Le thé est une culture absolument cruciale pour assurer des moyens de subsistance durables dans les zones rurales. On estime à 500 000 le nombre de petits producteurs kényan qui tirent leur moyens de subsistance de la culture du thé. La quasi-totalité de la production est exportée.

En réponse aux demandes de plus en plus nombreuses des détaillants et des organismes privés de normalisation pour réduire les émissions de carbone lors des activités de production, l'ITC a collaboré avec 16 usines à thé pour les aider à améliorer leur efficience énergétique et réduire leur consommation de bois de chauffe. Ceci a permis à ces usines de se conformer aux labels en lien avec le climat et aux normes de produits, et donc de satisfaire les exigences des acheteurs. Non seulement l'accès au marché a de fait été sécurisé, mais la compétitivité de ces usines a aussi été renforcée grâce à des économies substantielles en matière de coûts énergétiques. Les bénéfices pour les petits producteurs sont flagrants dans la mesure où les dividendes tirés de ces économies sont partagés entre les 60 000 petits producteurs copropriétaires de ces usines.

L'ITC a d'autres projets similaires qui tiennent compte du climat, dans les secteurs du café et des fleurs coupées, et cherche à les étendre à d'autres pays et d'autres chaînes de valeur agricoles. Nous sommes donc ouverts à rencontrer des délégués qui seraient intéressés à développer conjointement des propositions de projets commerciaux agricoles tenant compte du volet climatique.

Les opportunités de marché dans l'économie verte

Comme je l'ai déjà mentionné, et comme le souligne le bulletin politique de la CNUCED, les préoccupations en matière de durabilité créent des opportunités commerciales. L'ITC travaille directement avec les exportateurs, les coopératives agricoles et les institutions d'appui au commerce pour identifier les opportunités de marché vert dans le secteur des produits agricoles et des produits issus de la biodiversité. Nous œuvrons ainsi dans de nombreux pays, comme le Pérou, le Viet Nam et Madagascar.

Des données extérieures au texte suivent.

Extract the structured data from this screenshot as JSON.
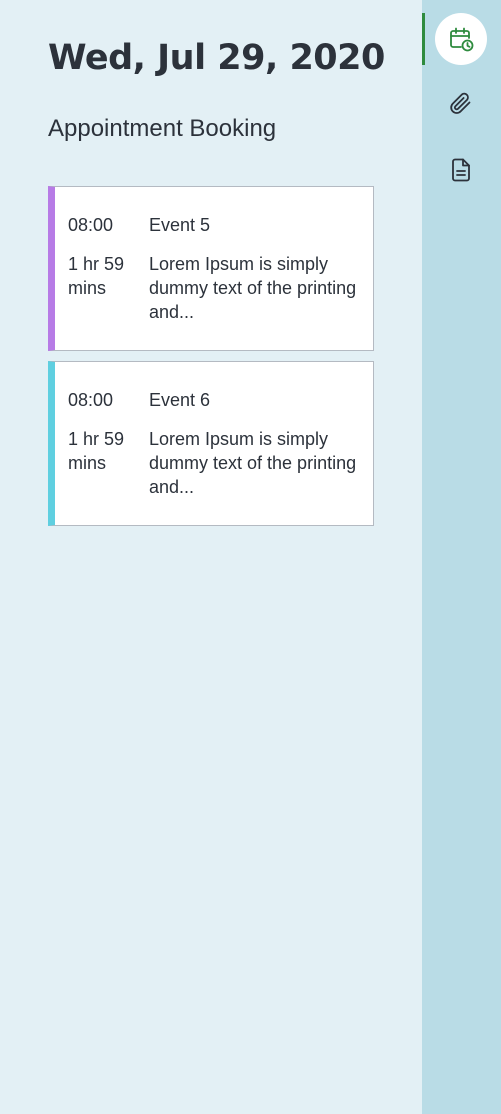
{
  "header": {
    "date": "Wed, Jul 29, 2020",
    "subtitle": "Appointment Booking"
  },
  "events": [
    {
      "time": "08:00",
      "title": "Event 5",
      "duration": "1 hr 59 mins",
      "description": "Lorem Ipsum is simply dummy text of the printing and...",
      "accent": "#b77be6"
    },
    {
      "time": "08:00",
      "title": "Event 6",
      "duration": "1 hr 59 mins",
      "description": "Lorem Ipsum is simply dummy text of the printing and...",
      "accent": "#5fcfe0"
    }
  ],
  "sidebar": {
    "items": [
      {
        "icon": "calendar-clock-icon",
        "active": true,
        "color": "#2e8b3e"
      },
      {
        "icon": "paperclip-icon",
        "active": false,
        "color": "#2c323b"
      },
      {
        "icon": "document-icon",
        "active": false,
        "color": "#2c323b"
      }
    ]
  },
  "colors": {
    "background": "#e3f0f5",
    "rail": "#b9dce6",
    "active_accent": "#2e8b3e"
  }
}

À Madagascar, par exemple, nous avons offert de renforcer les capacités des associations de femmes dans la forêt de Makira, impliquées dans la production de raphia d'une manière qui soit résiliente aux changements climatiques, et en mettant en relation ces productrices aux acheteurs internationaux dans le secteur de la mode. Au Pérou, nous travaillons avec les fournisseurs de cacao pour rendre leur pratiques d'approvisionnement durables, et promouvoir l'accès au marché des producteurs européens de chocolat fin et aromatique.

Afin d'apporter la transparence dont le marché a grand besoin, l'ITC a également développé l'outil Standards Map, dans le cadre de son initiative de développement d'un commerce durable. Standards Map est une base de données qui répertorie les normes privées, ce qui permet de comparer leurs principes et critères, et permet ainsi aux exportateurs de référencer leur entreprise sur la base de leur conformité avec les normes applicables. Dans ce contexte, nous avons également lancé l'initiative « Numéro bleu » en collaboration avec le Pacte mondial des Nations Unies et l'organisation Global Standards 1 (GS1). Cette initiative consiste en un répertoire mondial des agriculteurs dont l'activité est considérée comme durable. Elle donne aux agriculteurs et entreprises agroalimentaires précédemment « invisibles » une présence visible sur Internet. Elle relie ainsi les producteurs aux acheteurs mondiaux dont la priorité est un approvisionnement durable.

Conclusion

Mesdames, Messieurs, les changements climatiques représentent un défi majeur du développement pour ce siècle. Ces changement font de l'agriculture une stratégie de subsistance encore plus à risque. De nombreux petits exploitants agricoles sont des femmes, et les changements climatiques renforcent leur vulnérabilité.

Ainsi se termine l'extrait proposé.